On a global scale, the US/China competition on automation and machine learning applications is increasingly evident. Could generative AI tilt the balance towards America?
Generative AI highlights the structural limits of the system built by Beijing. Although investment by Chinese companies is very high, some factors weigh on context, primarily internet censorship. Apart from the case of software code, for which the problem is less evident, for everything that concerns the generation of ideas, texts, images, videos and audio, the control of input data limits the results that chatbots can provide. Furthermore, most of the internet texts on which the models are trained are in English, and this is a great factor of competitive advantage for the US. On the other hand, outside the field of generative AI, the lesser attention to privacy in China makes applications that work with individuals' data simpler and more advantageous. However, there are also other issues than need to be considered: the US and their allies, starting with Taiwan, have quite clear control over the value chain of very advanced semiconductors and this greatly penalizes Chinese companies which have so far failed to attain the same standards with their domestic suppliers.

Between rules and investments, Europe has chosen to insist more on the former than on the latter, carving out the role of referee rather than player for herself. From your vantage point as member of the European AI Alliance promoted by the European Commission, what are the prospects for European companies?
In justification of Europe, I feel like saying that in Brussels it is certainly easier to regulate the economy than carry out industrial policy, because the latter is an area fiercely defended by national states. The so-called Brussels Effect arises from here, from the proven ability of the EU to provide well-structured legislative products to regulate various fields and industries, which are then adopted by other countries or multinationals, as occurred, for example, with the GDPR directive, the regulation that protects online privacy. For a long time, therefore, the idea prevailed that by regulating AI first, the same dynamic would be triggered, but generative AI has changed the picture. In recent months, for example, the debate has focused on how to regulate the foundational models underlying ChatGPT, because the text of the AI Act did not provide for them at all, limiting itself to regulating the uses of AI and its applications. The problem is that models like GPT-4 can be used for any activity, some considered high-risk activities according to the AI Act, others not at all. And while the EU is discussing, other countries are moving, the US first and foremost, taking other paths, such as exchanges with corporations and executive orders, the equivalent of our ministerial decrees, and they are taking this approach on a global scale through the G7. At this point, if the EU were to regulate these models too rigidly, it would paradoxically find itself slowing down innovation and damaging its companies on international markets.

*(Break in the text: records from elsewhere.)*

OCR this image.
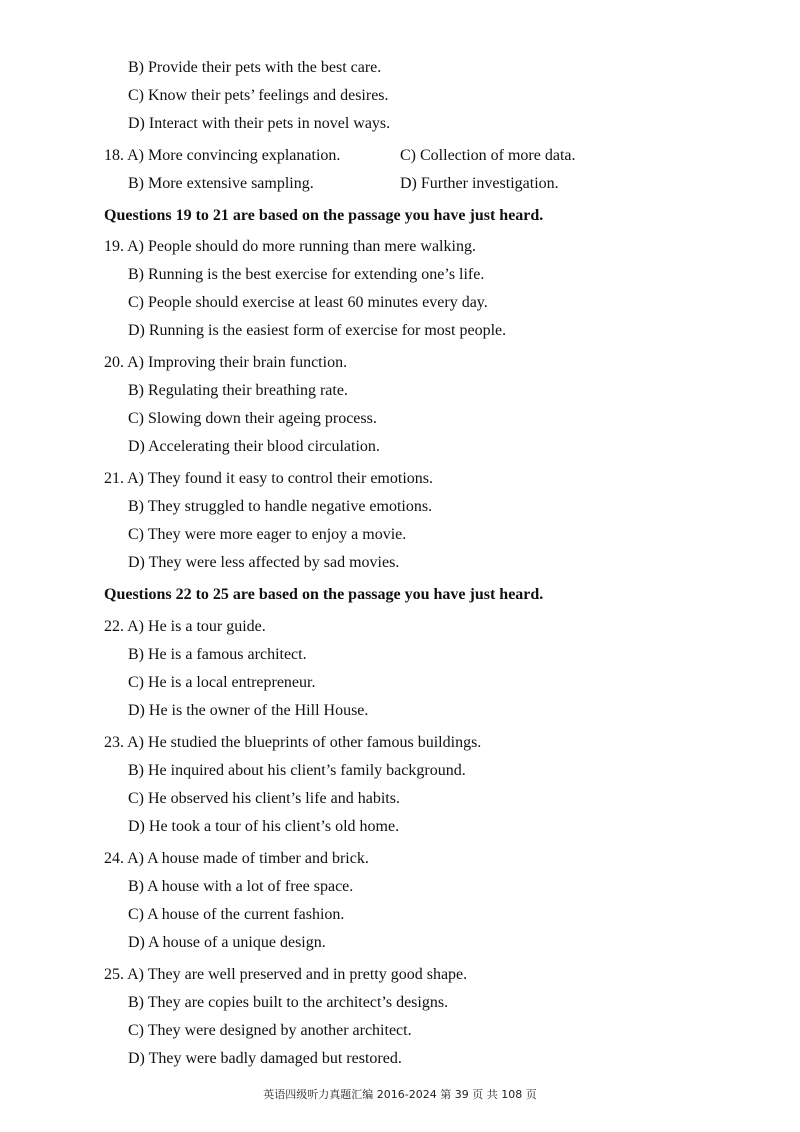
B) Provide their pets with the best care.
C) Know their pets’ feelings and desires.
D) Interact with their pets in novel ways.
18. A) More convincing explanation.	C) Collection of more data.
B) More extensive sampling.	D) Further investigation.
Questions 19 to 21 are based on the passage you have just heard.
19. A) People should do more running than mere walking.
B) Running is the best exercise for extending one’s life.
C) People should exercise at least 60 minutes every day.
D) Running is the easiest form of exercise for most people.
20. A) Improving their brain function.
B) Regulating their breathing rate.
C) Slowing down their ageing process.
D) Accelerating their blood circulation.
21. A) They found it easy to control their emotions.
B) They struggled to handle negative emotions.
C) They were more eager to enjoy a movie.
D) They were less affected by sad movies.
Questions 22 to 25 are based on the passage you have just heard.
22. A) He is a tour guide.
B) He is a famous architect.
C) He is a local entrepreneur.
D) He is the owner of the Hill House.
23. A) He studied the blueprints of other famous buildings.
B) He inquired about his client’s family background.
C) He observed his client’s life and habits.
D) He took a tour of his client’s old home.
24. A) A house made of timber and brick.
B) A house with a lot of free space.
C) A house of the current fashion.
D) A house of a unique design.
25. A) They are well preserved and in pretty good shape.
B) They are copies built to the architect’s designs.
C) They were designed by another architect.
D) They were badly damaged but restored.
英语四级听力真题汇编 2016-2024 第 39 页 共 108 页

However, your book ends on a note of optimism, also regarding the Italian situation. What makes you think our future could be bright?
As mentioned, AI requires little investment in technology, and this is a positive fact for Italian companies which are mostly undercapitalized and small in size. Even the theme of cultural change is easier to apply in less complex organizations, as SMEs typically are, in which fewer people decide, and tend to have a long-term vision, particularly if they are family companies in terms of ownership.

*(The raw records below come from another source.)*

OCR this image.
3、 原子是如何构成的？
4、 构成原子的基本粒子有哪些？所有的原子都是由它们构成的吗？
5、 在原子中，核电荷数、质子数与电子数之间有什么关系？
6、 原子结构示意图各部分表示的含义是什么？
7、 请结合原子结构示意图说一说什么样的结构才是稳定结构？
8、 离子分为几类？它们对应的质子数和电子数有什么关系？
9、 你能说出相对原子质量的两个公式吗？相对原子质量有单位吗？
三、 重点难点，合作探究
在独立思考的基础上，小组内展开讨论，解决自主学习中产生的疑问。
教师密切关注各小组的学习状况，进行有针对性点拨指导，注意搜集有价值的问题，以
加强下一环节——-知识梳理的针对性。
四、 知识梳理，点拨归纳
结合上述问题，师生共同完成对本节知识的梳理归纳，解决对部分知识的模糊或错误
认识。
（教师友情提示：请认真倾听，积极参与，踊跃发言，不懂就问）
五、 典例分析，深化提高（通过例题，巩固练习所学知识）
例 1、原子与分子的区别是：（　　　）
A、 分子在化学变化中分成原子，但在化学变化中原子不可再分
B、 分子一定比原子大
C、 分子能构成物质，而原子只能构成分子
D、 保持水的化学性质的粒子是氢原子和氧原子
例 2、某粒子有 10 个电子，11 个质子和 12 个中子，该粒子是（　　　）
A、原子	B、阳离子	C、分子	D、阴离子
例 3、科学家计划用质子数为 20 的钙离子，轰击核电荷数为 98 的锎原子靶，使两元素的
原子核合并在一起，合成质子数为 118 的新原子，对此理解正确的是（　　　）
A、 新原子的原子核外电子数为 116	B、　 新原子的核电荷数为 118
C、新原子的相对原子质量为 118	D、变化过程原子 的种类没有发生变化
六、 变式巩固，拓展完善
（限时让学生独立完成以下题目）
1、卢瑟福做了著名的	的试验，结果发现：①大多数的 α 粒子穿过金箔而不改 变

However, aging Italian entrepreneurs and the low quality of most management in small firms have inhibited much change in Italy...
That's true, and this is why I took the liberty of concluding my book with the proposal to allocate funds not only to investment in technology and training, but, even before that, to help companies evaluate the state of their technological preparedness and measure the divide that separates them from the industry benchmarks. There is a lot of focus on investment, but Italy needs to strengthen the preparatory phase, so that technology development programs, currently paid for mainly through Next Generation EU funds, can give better results.